To this end Sandra moved to London for a secretarial job but was soon offered another job, by a visitor to her office, as what was then termed an airline stewardess. This deviated from skating but as an avid traveller she was happy to accept. Thus, another chapter in her life started that compelled her to put down roots.   The job required her relocation to Los Angeles, which she disliked, but when her base changed to New York she loved the city so much that it remained her home for the rest of her life.

It was not long before she was challenged, and her perspicacity shone through when, with colleagues, she fought the airline for female equality with the male employees and the right of the women not to rely on youth and appearance to keep their positions!

Sandra loved travel and even after leaving the airline travelled extensively. During her travels she began attending Ice skating major championships and made many contacts in the sport. At the same time she was still writing about the sport.

In 1968 she covered her first World Championships as a freelance writer and covered every British, European, World and Olympic Championships from then until 2014.

In 1971 Sandra became the Ice Skating correspondent for The Guardian, later transferring to the Telegraph where she remained until 2014.

Sandra covered the Grand Prix series and all the major ice skating events in the world and made the journey from New York to England every year to cover the British Championships for her newspaper.

She travelled to so many countries, often leaving one for the next without a chance to return home in between. This led to some interesting situations and she would amuse us with anecdotes. One, I remember, was a trip to Japan where she forgot about the dateline and after a long flight arrived at her hotel in Japan in what she thought was the following day only to find that because of the time difference it was still the day she left and had arrived a day too early!

She also contributed to many Ice skating magazines both online and on paper and so it was no surprise that when the BBC proposed a book about skating they asked Sandra to write it. “The BBC Book of Skating” was published in 1984. She also had a hand in “Spice on the Ice”, The Karen Barber and Nicky Slater story.  Sandra lengthened her name to Alexandra Stevenson, although she also still wrote under the name of Sandra Stevenson, as well as Sonja Springs.

Sandra felt privileged to report British gold medals during the glory years of John Curry, Robin Cousins and Jayne Torvill and Christopher Dean.

She had an encyclopeadic knowledge of skating and personally knew almost all the major players in the sport. I know that whenever I asked her if she could put me in contact with anyone in the sport in any part of the world she was almost always able to do so.
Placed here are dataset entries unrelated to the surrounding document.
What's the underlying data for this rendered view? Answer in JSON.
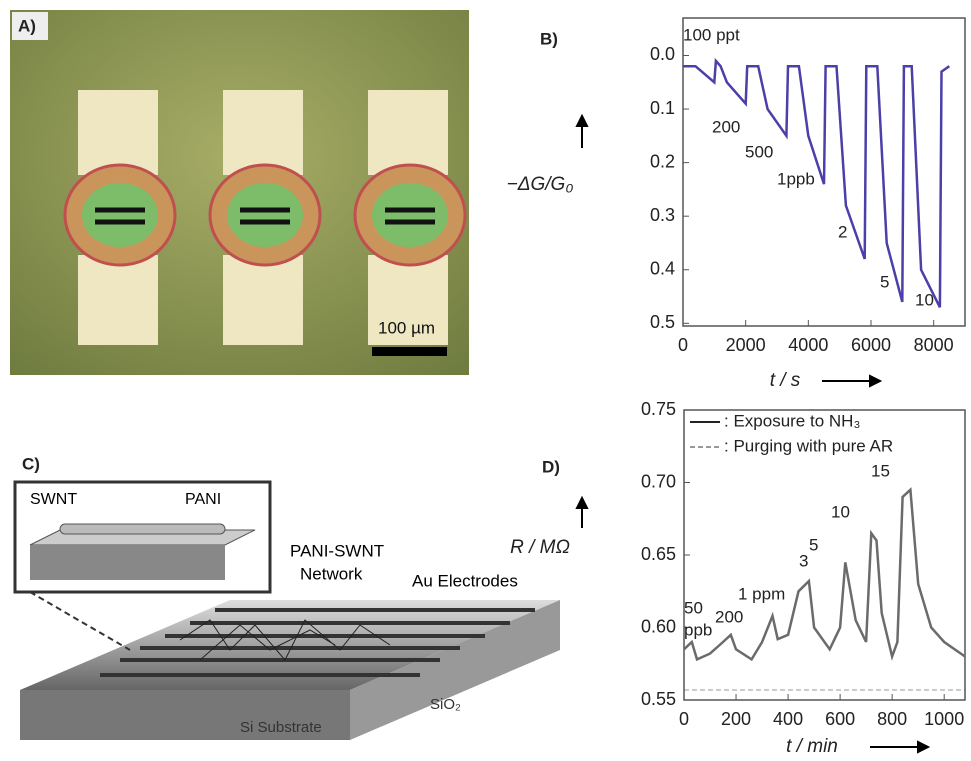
{
  "panels": {
    "A": {
      "label": "A)",
      "scale_bar": "100 µm"
    },
    "C": {
      "label": "C)",
      "inset_left": "SWNT",
      "inset_right": "PANI",
      "network": "PANI-SWNT",
      "network2": "Network",
      "electrodes": "Au Electrodes",
      "oxide": "SiO₂",
      "substrate": "Si Substrate"
    }
  },
  "chart_data": [
    {
      "type": "line",
      "panel_label": "B)",
      "y_label": "−ΔG/G₀",
      "x_label": "t / s",
      "y_inverted": true,
      "x": [
        0,
        400,
        1000,
        1050,
        1200,
        1400,
        2000,
        2050,
        2400,
        2700,
        3300,
        3350,
        3700,
        4000,
        4500,
        4550,
        4900,
        5200,
        5800,
        5850,
        6200,
        6500,
        7000,
        7050,
        7300,
        7600,
        8200,
        8250,
        8500
      ],
      "series": [
        {
          "name": null,
          "color": "#4b3fa8",
          "values": [
            0.02,
            0.02,
            0.05,
            0.01,
            0.02,
            0.05,
            0.09,
            0.02,
            0.02,
            0.1,
            0.15,
            0.02,
            0.02,
            0.15,
            0.24,
            0.02,
            0.02,
            0.28,
            0.38,
            0.02,
            0.02,
            0.35,
            0.46,
            0.02,
            0.02,
            0.4,
            0.47,
            0.03,
            0.02
          ]
        }
      ],
      "annotations": [
        "100 ppt",
        "200",
        "500",
        "1ppb",
        "2",
        "5",
        "10"
      ],
      "xlim": [
        0,
        9000
      ],
      "xticks": [
        0,
        2000,
        4000,
        6000,
        8000
      ],
      "ylim": [
        -0.07,
        0.505
      ],
      "yticks": [
        {
          "value": 0,
          "label": "0.0"
        },
        0.1,
        0.2,
        0.3,
        0.4,
        0.5
      ]
    },
    {
      "type": "line",
      "panel_label": "D)",
      "y_label": "R / MΩ",
      "x_label": "t / min",
      "legend": [
        ": Exposure to NH₃",
        ": Purging with pure AR"
      ],
      "x": [
        0,
        30,
        50,
        100,
        150,
        180,
        200,
        260,
        300,
        340,
        360,
        400,
        440,
        480,
        500,
        560,
        600,
        620,
        660,
        700,
        720,
        740,
        760,
        800,
        820,
        840,
        870,
        900,
        950,
        1000,
        1080
      ],
      "series": [
        {
          "name": null,
          "color": "#6b6b6b",
          "values": [
            0.585,
            0.59,
            0.578,
            0.582,
            0.59,
            0.595,
            0.585,
            0.578,
            0.59,
            0.608,
            0.592,
            0.595,
            0.625,
            0.632,
            0.6,
            0.585,
            0.6,
            0.645,
            0.605,
            0.59,
            0.665,
            0.66,
            0.61,
            0.58,
            0.59,
            0.69,
            0.695,
            0.63,
            0.6,
            0.59,
            0.58
          ]
        }
      ],
      "annotations": [
        "50",
        "ppb",
        "200",
        "1 ppm",
        "3",
        "5",
        "10",
        "15"
      ],
      "xlim": [
        0,
        1080
      ],
      "xticks": [
        0,
        200,
        400,
        600,
        800,
        1000
      ],
      "ylim": [
        0.55,
        0.75
      ],
      "yticks": [
        0.55,
        {
          "value": 0.6,
          "label": "0.60"
        },
        0.65,
        {
          "value": 0.7,
          "label": "0.70"
        },
        0.75
      ]
    }
  ]
}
Her health began to fail and she suffered badly from arthritis, but she still loved her job so much and enjoyed meeting up with her many friends in the media at major competitions. She entertained with her great sense of humour and was also was a great help to colleagues.

The extent of her dedication was evident when she attended her last event with a carer as her body was failing her but she was still able to turn in good copy for her newspaper, for the last timer. She was not about not let them down.

Soon after, in 2015, Sandra realized that she would have to give up her Manhattan apartment and made the move to an assisted living facility but by December 2016 her health was such that she required hospice care.

Sandra was such a presence at competitions that her absence was noted by all who looked forward to seeing her and by 2016 she was already missed.

We thank Sandra for making difference with a skating journalism career that spanned 50 years

Sandra died in the Calverton Hospital, Bronx New York City on 7th July 2018.